The Biggest Loser, regardless of whether or not you like it, has been a reality TV institution. It was a big hit at one point for NBC, and there was even a joke on 30 Rock about it being almost entirely the priority of the network’s executives. When they were struggling in an era before The Voice premiered, it was one of the best performers that they had.
However, times have changed greatly over the years. The numbers have fallen dramatically over the years, the controversy only continued to balloon, and there has been a revolving door of sorts when it comes to on-air personality.
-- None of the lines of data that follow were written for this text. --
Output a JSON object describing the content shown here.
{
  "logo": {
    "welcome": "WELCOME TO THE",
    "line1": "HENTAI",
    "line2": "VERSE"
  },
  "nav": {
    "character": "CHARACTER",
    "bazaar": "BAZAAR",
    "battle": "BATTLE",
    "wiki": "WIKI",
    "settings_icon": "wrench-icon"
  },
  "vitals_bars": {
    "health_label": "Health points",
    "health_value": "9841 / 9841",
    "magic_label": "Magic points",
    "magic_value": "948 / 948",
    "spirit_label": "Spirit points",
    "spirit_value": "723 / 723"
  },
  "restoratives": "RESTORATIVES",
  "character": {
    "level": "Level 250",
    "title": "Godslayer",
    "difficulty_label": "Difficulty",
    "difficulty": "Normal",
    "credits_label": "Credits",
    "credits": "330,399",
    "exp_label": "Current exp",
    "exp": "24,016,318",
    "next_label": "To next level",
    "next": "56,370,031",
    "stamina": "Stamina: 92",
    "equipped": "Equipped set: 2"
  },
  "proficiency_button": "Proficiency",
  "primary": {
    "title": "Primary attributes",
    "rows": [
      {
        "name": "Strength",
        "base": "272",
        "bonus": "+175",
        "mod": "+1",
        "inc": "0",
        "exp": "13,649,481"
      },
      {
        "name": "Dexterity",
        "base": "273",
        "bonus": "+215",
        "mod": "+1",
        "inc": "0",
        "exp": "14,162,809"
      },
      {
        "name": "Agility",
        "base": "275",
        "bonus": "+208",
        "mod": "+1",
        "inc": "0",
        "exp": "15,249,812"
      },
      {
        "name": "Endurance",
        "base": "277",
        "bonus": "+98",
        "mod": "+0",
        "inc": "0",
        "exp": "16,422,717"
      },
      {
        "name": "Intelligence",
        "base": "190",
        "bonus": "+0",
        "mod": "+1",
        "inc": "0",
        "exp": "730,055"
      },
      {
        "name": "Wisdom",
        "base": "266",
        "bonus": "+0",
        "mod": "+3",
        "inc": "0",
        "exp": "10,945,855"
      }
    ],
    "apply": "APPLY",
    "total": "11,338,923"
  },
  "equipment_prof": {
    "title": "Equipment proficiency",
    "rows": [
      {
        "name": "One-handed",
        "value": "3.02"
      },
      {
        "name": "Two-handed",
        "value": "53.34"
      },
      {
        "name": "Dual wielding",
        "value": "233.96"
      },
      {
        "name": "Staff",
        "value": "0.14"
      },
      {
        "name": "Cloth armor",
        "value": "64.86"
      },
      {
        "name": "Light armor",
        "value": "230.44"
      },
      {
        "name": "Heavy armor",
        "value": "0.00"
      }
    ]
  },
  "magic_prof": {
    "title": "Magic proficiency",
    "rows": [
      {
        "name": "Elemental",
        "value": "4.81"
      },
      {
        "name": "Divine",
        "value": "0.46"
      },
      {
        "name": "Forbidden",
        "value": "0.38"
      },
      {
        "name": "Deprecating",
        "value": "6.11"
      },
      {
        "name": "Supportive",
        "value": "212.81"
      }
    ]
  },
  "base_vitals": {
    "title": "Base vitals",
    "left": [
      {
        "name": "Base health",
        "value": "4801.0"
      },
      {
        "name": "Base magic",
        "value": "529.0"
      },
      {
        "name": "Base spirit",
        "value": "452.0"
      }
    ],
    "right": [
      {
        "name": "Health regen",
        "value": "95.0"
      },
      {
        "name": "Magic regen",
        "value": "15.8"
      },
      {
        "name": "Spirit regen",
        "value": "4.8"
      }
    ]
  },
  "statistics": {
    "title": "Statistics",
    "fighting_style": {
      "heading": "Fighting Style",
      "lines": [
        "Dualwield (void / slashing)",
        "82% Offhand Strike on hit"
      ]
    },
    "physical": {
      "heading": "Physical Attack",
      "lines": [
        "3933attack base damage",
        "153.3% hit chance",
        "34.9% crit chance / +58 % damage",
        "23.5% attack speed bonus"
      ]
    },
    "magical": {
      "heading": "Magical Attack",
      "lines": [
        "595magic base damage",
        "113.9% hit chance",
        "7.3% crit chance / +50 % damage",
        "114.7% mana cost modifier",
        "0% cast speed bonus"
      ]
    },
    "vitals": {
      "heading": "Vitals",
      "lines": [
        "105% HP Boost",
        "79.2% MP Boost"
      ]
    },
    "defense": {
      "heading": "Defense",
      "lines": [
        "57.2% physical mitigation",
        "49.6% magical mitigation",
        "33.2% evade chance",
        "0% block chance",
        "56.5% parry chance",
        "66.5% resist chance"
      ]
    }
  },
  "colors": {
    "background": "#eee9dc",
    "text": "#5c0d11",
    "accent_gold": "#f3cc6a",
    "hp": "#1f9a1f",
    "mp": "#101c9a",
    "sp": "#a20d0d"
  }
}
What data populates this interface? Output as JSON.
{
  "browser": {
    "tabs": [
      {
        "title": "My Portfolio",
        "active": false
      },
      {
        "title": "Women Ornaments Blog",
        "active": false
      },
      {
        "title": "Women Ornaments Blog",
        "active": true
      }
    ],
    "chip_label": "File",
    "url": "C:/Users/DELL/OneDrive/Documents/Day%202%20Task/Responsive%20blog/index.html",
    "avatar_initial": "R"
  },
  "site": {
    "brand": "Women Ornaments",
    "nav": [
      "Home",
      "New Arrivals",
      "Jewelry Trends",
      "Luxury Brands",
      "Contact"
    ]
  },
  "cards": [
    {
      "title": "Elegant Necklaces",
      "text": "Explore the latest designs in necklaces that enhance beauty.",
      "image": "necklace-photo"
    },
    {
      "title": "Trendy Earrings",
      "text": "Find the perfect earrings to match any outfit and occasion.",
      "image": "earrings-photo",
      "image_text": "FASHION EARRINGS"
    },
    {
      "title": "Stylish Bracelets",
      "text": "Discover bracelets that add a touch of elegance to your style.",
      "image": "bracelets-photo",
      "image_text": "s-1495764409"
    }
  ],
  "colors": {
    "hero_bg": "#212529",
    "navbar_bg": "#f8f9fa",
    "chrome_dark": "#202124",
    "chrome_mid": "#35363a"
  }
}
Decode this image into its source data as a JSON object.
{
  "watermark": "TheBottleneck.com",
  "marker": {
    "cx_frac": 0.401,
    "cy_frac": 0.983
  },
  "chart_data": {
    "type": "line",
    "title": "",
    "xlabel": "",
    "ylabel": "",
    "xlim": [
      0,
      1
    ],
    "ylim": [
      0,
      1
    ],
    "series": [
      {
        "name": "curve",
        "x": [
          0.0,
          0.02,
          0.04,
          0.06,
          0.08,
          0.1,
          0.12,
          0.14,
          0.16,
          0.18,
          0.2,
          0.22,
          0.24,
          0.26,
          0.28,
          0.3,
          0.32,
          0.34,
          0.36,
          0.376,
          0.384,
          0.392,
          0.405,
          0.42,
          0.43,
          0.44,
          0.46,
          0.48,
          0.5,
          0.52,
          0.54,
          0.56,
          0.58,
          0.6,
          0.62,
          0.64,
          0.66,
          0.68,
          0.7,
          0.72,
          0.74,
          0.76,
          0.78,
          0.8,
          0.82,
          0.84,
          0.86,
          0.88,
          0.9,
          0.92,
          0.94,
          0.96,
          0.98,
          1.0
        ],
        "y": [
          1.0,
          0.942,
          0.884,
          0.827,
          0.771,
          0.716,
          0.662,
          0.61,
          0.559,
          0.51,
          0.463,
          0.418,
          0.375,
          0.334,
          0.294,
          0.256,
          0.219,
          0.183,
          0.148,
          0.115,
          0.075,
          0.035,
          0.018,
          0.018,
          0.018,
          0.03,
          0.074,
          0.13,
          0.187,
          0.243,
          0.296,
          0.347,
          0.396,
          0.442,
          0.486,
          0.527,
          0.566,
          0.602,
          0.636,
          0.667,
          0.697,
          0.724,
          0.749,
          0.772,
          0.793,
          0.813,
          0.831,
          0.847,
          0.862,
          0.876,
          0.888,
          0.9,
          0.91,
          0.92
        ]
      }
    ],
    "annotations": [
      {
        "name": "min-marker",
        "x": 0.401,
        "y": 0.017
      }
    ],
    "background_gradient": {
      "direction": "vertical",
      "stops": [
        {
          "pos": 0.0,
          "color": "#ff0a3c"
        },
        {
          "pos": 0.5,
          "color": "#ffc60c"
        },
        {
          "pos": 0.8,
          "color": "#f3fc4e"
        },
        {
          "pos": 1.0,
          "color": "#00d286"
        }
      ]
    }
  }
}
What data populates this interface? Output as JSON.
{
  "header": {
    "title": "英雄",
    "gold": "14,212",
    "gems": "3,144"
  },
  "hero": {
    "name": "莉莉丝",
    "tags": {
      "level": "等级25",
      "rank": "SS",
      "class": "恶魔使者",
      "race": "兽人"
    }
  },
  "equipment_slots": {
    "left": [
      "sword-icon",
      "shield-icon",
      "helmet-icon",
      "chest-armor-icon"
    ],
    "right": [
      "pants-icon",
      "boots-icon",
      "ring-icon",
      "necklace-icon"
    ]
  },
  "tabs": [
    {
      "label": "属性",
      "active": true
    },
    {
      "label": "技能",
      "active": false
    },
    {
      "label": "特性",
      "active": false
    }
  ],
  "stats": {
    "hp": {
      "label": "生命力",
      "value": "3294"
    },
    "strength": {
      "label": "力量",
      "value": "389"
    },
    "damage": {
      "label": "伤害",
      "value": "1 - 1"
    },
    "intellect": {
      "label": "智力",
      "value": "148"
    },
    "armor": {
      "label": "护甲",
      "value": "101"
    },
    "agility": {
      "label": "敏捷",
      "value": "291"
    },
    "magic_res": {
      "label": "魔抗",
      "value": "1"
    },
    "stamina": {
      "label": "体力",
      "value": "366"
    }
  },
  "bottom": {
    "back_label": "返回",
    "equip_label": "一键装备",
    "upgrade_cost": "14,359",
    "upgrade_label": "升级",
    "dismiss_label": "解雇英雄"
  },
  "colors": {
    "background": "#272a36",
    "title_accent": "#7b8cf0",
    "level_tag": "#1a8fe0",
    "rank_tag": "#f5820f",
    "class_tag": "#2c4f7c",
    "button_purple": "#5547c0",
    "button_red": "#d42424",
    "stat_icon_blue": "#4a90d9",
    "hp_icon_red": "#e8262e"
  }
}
Do we believe that there were people behind the scenes at the show who entered it with the best of intentions? Absolutely. We think that some of the trainers and dietitians did want the contestants to lose weight and move forward to live their best lives.
The problem is that the premise was so flawed by some production decisions, whether it be making this a “competition” where there was a strategic component at times or having it all take place in such an inorganic environment. It’s similar to The Bachelor in that while that show takes you away from life and focuses you entirely on love, this one focuses exclusively on weight loss. It’s easier to lose weight when you’re in an environment where there are trainers and you don’t have work or other things getting in the way. It’s almost impossible to fully replicate, and with the competition being so quick, there’s a reason why so many contestants have ended up putting the way back on.
Let’s circle back to the cancellation talk
According to court documents obtained by the Daily Mail related to the show’s doctor Robert Huizenga, the show is canceled. Meanwhile, a rep for NBC tells the New York Post that there are no new episodes currently in production. That’s not surprising in the slightest — this was a show that banked heavily on inspiration for ratings, but with so many claims out there that the process doesn’t work long-term, trying to find a way to sell the series as viable is challenging. It’s possible that it could come back in the future, but for the time being, we doubt it. NBC would be better off finding some other way to get into talking about health and fitness, something that is more about lifestyle and long-term results rather than really good visuals of someone standing on a scale.
We were never the biggest fan of The Biggest Loser, but we do recognize that it holds a significant place in reality television history. It’s not up there with The Bachelor or Survivor as one of the longest-running franchises out there (it’s also behind Big Brother and The Amazing Race — plus, American Idol is coming back), but we’d say that this is one of the mid-tier franchises in terms of name value.